“AOG if we ever leave the EU,the French will just offload all these people to the nearest point outside the EU which will be Dover . Then we will be forced to grant them asylum…”
Eddie, Eddie, Eddie. We’ve done this before (just a few weeks ago). It is extremely unlikely that France will tear up the “Le Touquet” agreement (which permits UK immigration control to be carried out in France). I made this point in the earlier question and explained the reasons (which essentially are that, in more ways than one, France would lose more than they gained).

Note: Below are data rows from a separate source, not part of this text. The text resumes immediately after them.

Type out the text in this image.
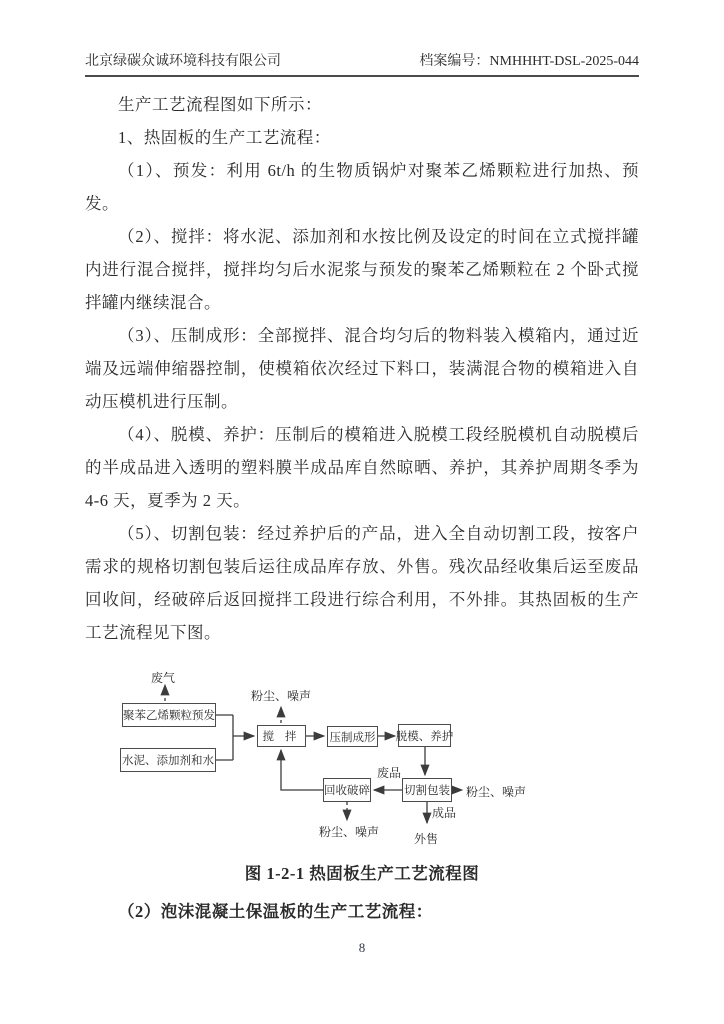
北京绿碳众诚环境科技有限公司	档案编号：NMHHHT-DSL-2025-044

生产工艺流程图如下所示：

1、热固板的生产工艺流程：

（1）、预发：利用 6t/h 的生物质锅炉对聚苯乙烯颗粒进行加热、预发。

（2）、搅拌：将水泥、添加剂和水按比例及设定的时间在立式搅拌罐内进行混合搅拌，搅拌均匀后水泥浆与预发的聚苯乙烯颗粒在 2 个卧式搅拌罐内继续混合。

（3）、压制成形：全部搅拌、混合均匀后的物料装入模箱内，通过近端及远端伸缩器控制，使模箱依次经过下料口，装满混合物的模箱进入自动压模机进行压制。

（4）、脱模、养护：压制后的模箱进入脱模工段经脱模机自动脱模后的半成品进入透明的塑料膜半成品库自然晾晒、养护，其养护周期冬季为 4-6 天，夏季为 2 天。

（5）、切割包装：经过养护后的产品，进入全自动切割工段，按客户需求的规格切割包装后运往成品库存放、外售。残次品经收集后运至废品回收间，经破碎后返回搅拌工段进行综合利用，不外排。其热固板的生产工艺流程见下图。

聚苯乙烯颗粒预发
水泥、添加剂和水
搅 拌	压制成形 脱模、养护
切割包装
回收破碎
废气
粉尘、噪声
废品
粉尘、噪声
成品
外售
粉尘、噪声
图 1-2-1 热固板生产工艺流程图
（2）泡沫混凝土保温板的生产工艺流程：
8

Furthermore, the French will not be able to “offload all these people to the nearest point outside the EU which will be Dover”. The United Nations convention on the treatment of refugees and the EU’s own Dublin Agreement are both quite clear: asylum claims must be lodged in the first safe country the applicant arrives in. For people in Calais this is not the UK (nor, in most cases, is it France, but that’s their problem). Neither of these agreements is dependent on our EU membership. The Le Touquet Agreement is simply a bilateral agreement entered in to by the UK and France as two independent sovereign nations. It has nothing to do with the EU.
There is no question of us being forced to accept their asylum claims because, under both the agreements I mentioned refugees lose the right to claim asylum if they do not present themselves to the authorities in the first safe haven they encounter. They then simply revert to being illegal immigrants and can be returned to the place they last left. I don’t know why the UK does not already enforce this arrangement with people arriving from Calais.
There is much misinformation bandied about in relation to this matter and no doubt the argument you put forward (that illegal migrants in Calais will be dumped in Dover) will be among the central planks of the “Stay In” campaign. In fact, the cause of the problems in the French Channel ports are entirely of the French’s own making. They entered into the Schengen Agreement which enabled these people to roam freely across Europe and effectively moved the French eastern border to Ukraine, Russia and (in particular) Turkey. It is preposterous to suppose that only our continued membership of the EU will control this issue when in fact it is the EU that is largely responsible for it in the first place by recklessly abandoning its internal borders.